Bosnia and Serbia fought a bloody war in the early 1990s during the breakup of the former Yugoslavia. Serbian authorities have accused former Bosnian president Ejup Ganic of war crimes in 1992 at the start of the war. Mr. Ganic, who was arrested last week in London, has denied the Serbian charges, which were previously rejected by the International Criminal Tribunal in the Hague. Thursday, a British court ordered Mr. Ganic released on bail.

Mr. Silajdzic says the Serbs are trying to change perceptions about what happened during the Bosnian war, which cost the lives of an estimated 100,000 people, most of them Bosnian civilians.

"We would like to have normal, neighborly relations with Serbia, but they continue to provoke Bosnia Herzegovina, minimize their role, rehabilitate the perpetrators and demonize the victims, rewrite history, revise recent history," he said.

Mr. Silajdzic says he does not know whether all of the Serbian government supports the plan to request Ganic's extradition, but he says some in Serbia still adhere to the vision former Serbian president Slobodan Milosevic had for a greater Serbia, that included part of what is now Bosnia Herzegovina.
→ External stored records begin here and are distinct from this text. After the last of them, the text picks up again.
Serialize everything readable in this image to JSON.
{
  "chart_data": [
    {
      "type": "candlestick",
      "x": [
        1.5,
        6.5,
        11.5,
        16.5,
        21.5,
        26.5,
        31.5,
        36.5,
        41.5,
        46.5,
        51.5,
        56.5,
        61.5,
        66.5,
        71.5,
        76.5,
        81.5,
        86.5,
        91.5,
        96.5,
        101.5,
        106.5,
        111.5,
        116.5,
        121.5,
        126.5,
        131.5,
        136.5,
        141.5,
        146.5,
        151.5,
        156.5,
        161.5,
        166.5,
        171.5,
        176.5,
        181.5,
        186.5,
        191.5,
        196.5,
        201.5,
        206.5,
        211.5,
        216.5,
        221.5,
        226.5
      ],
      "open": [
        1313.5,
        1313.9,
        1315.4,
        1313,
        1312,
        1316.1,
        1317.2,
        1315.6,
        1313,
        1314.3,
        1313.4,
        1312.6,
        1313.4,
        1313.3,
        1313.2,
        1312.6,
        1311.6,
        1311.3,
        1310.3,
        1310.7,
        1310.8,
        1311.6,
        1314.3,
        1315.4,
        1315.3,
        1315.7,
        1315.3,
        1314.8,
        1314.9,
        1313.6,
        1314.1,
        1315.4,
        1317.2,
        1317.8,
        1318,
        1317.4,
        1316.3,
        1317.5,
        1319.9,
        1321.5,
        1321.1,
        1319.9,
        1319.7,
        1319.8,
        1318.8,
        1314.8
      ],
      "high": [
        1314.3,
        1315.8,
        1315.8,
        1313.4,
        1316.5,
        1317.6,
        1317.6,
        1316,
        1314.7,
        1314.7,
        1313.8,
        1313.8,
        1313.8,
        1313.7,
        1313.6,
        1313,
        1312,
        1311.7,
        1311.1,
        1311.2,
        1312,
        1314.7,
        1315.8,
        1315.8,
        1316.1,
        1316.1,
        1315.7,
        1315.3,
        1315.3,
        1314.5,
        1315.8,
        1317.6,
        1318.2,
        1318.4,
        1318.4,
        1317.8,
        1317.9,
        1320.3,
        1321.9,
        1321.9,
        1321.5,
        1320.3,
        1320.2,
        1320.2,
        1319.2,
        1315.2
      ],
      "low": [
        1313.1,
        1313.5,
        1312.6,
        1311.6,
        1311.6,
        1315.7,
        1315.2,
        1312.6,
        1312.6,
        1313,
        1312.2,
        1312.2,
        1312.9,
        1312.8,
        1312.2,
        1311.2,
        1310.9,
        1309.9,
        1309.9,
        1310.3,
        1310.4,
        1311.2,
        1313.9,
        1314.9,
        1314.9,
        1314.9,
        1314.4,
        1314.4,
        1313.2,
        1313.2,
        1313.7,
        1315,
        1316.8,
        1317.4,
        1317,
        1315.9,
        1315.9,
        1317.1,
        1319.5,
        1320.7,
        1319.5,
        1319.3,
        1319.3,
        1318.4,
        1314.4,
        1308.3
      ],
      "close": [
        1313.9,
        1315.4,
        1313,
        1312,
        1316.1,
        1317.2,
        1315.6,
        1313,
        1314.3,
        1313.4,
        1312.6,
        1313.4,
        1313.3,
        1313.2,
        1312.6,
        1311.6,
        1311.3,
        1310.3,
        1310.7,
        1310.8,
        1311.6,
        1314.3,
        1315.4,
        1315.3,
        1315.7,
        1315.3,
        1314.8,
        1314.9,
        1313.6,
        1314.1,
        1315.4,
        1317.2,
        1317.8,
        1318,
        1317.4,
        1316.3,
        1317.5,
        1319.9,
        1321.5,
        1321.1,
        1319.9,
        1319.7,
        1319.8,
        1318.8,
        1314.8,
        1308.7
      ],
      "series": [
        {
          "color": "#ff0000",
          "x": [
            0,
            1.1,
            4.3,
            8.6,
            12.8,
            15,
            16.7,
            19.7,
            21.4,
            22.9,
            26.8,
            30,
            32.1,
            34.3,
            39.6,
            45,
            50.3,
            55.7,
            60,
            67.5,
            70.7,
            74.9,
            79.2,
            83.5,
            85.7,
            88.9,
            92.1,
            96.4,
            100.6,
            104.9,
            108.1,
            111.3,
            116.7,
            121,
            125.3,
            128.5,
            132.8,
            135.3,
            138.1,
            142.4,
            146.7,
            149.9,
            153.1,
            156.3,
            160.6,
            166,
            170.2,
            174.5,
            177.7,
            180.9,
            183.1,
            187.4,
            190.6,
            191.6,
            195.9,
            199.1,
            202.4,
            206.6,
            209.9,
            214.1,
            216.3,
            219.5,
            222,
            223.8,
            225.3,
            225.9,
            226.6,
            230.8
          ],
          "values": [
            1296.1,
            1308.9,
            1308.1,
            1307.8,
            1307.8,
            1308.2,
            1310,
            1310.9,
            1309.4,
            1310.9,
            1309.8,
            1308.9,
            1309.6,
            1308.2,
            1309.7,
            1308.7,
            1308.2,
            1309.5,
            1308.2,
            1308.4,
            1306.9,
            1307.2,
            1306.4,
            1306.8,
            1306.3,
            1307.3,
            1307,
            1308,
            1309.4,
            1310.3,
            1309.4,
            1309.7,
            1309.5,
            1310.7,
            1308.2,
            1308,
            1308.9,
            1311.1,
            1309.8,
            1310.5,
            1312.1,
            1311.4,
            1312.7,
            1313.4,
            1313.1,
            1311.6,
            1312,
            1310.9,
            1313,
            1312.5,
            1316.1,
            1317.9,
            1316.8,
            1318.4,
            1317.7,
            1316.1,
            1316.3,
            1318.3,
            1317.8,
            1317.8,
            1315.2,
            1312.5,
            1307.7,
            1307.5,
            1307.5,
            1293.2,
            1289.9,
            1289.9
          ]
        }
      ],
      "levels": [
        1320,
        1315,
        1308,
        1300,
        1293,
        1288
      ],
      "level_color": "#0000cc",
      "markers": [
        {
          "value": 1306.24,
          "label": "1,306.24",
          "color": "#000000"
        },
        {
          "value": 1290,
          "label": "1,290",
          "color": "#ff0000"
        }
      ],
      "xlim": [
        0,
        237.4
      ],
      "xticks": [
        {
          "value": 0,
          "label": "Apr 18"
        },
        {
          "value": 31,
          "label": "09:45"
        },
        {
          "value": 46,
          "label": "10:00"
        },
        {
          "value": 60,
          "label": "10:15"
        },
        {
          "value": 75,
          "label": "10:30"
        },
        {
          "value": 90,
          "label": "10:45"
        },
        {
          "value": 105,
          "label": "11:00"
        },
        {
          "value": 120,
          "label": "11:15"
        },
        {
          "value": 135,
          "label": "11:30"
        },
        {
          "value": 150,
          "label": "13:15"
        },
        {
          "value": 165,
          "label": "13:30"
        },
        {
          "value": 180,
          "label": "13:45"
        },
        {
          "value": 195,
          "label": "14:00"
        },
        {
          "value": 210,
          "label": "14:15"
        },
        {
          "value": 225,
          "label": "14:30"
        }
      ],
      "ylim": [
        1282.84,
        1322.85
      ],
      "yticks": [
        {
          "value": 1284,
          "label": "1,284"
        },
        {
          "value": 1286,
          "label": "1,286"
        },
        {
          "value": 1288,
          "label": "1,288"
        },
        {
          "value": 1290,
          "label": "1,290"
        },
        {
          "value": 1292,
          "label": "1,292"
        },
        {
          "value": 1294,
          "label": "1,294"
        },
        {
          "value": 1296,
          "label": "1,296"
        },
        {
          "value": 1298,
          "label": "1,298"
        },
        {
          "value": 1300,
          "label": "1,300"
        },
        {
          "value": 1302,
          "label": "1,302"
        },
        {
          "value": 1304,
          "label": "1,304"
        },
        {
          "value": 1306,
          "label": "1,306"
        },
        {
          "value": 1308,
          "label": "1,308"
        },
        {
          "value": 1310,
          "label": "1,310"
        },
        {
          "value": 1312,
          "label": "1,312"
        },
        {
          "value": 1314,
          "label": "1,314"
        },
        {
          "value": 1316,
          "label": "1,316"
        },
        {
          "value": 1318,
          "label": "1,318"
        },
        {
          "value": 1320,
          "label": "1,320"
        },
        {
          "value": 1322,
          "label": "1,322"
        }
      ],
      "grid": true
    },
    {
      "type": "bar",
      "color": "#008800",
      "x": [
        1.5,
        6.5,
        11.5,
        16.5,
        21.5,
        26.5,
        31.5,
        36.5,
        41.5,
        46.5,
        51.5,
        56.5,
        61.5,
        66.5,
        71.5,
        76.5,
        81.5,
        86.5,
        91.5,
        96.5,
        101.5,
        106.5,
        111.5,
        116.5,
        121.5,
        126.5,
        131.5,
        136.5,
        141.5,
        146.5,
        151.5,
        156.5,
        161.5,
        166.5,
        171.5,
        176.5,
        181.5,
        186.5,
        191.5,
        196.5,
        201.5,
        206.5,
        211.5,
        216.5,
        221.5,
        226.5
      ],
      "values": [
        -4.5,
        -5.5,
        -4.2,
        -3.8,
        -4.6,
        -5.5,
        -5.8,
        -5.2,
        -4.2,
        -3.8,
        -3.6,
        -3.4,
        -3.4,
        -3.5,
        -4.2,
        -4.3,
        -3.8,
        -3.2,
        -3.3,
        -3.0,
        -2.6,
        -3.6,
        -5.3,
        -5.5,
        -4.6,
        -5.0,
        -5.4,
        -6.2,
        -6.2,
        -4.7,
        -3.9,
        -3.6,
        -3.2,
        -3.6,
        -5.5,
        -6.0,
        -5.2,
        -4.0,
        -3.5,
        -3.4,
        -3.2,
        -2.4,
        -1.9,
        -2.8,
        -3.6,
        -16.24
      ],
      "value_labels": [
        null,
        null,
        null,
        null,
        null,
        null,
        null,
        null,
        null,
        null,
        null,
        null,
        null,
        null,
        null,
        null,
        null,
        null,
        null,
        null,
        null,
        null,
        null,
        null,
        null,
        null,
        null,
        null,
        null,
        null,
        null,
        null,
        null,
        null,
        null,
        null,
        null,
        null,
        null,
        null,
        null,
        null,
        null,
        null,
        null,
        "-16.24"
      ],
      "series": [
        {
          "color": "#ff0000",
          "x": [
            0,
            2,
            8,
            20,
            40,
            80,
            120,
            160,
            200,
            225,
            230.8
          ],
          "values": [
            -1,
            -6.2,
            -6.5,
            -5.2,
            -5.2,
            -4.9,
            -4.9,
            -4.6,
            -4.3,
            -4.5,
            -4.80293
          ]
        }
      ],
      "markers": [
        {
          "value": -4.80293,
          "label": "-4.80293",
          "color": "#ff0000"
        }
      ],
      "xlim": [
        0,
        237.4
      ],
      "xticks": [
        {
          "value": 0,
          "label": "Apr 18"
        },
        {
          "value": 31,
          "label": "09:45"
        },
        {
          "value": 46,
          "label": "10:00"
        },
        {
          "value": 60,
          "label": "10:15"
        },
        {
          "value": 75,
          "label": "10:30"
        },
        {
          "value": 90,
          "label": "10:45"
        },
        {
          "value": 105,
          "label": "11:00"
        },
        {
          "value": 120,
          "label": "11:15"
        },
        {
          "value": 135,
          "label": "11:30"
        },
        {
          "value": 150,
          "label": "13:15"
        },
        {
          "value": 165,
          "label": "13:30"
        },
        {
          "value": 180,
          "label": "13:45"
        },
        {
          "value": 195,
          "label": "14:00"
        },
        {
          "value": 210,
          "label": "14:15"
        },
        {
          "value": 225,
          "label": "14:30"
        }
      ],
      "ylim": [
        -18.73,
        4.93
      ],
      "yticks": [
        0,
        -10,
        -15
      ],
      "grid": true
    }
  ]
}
"The problem is the hardliners, or those who still believe in an ideology and still believe in Milosevic's project despite the fact that that project was defeated not only politically and militarily but also morally," he said.

Mr. Silajdzic also met with Britain's foreign Secretary David Miliband to discuss complaints about Mr. Ganic's treatment in Britain.

"Mr. Ganic - was the least to say - mistreated after the arrest," Mr. Silajdzic said.

Bosnian officials say Mr. Ganic, who is now an academic, was not granted consular access for three days and President Silajdzic says there were other concerns.

"He did not have for three or four day access to telephone, and he had problems even with his medicine at treating the high blood pressure," he said. "That is a contravention, clear contravention of the European convention. And, I said that I believe that an apology is in order so that the citizens of Bosnia Herzegovina will know that our relations are normal, that this was an aberration in otherwise good and friendly relation that we have with this country."

Miliband said he would investigate the complaints. On March 25, Mr. Ganic's lawyers are expected to try to have the case thrown out for lack of evidence. If that fails, Mr. Ganic is scheduled to appear in court April 13 when Serbia will lay out its case for extradition.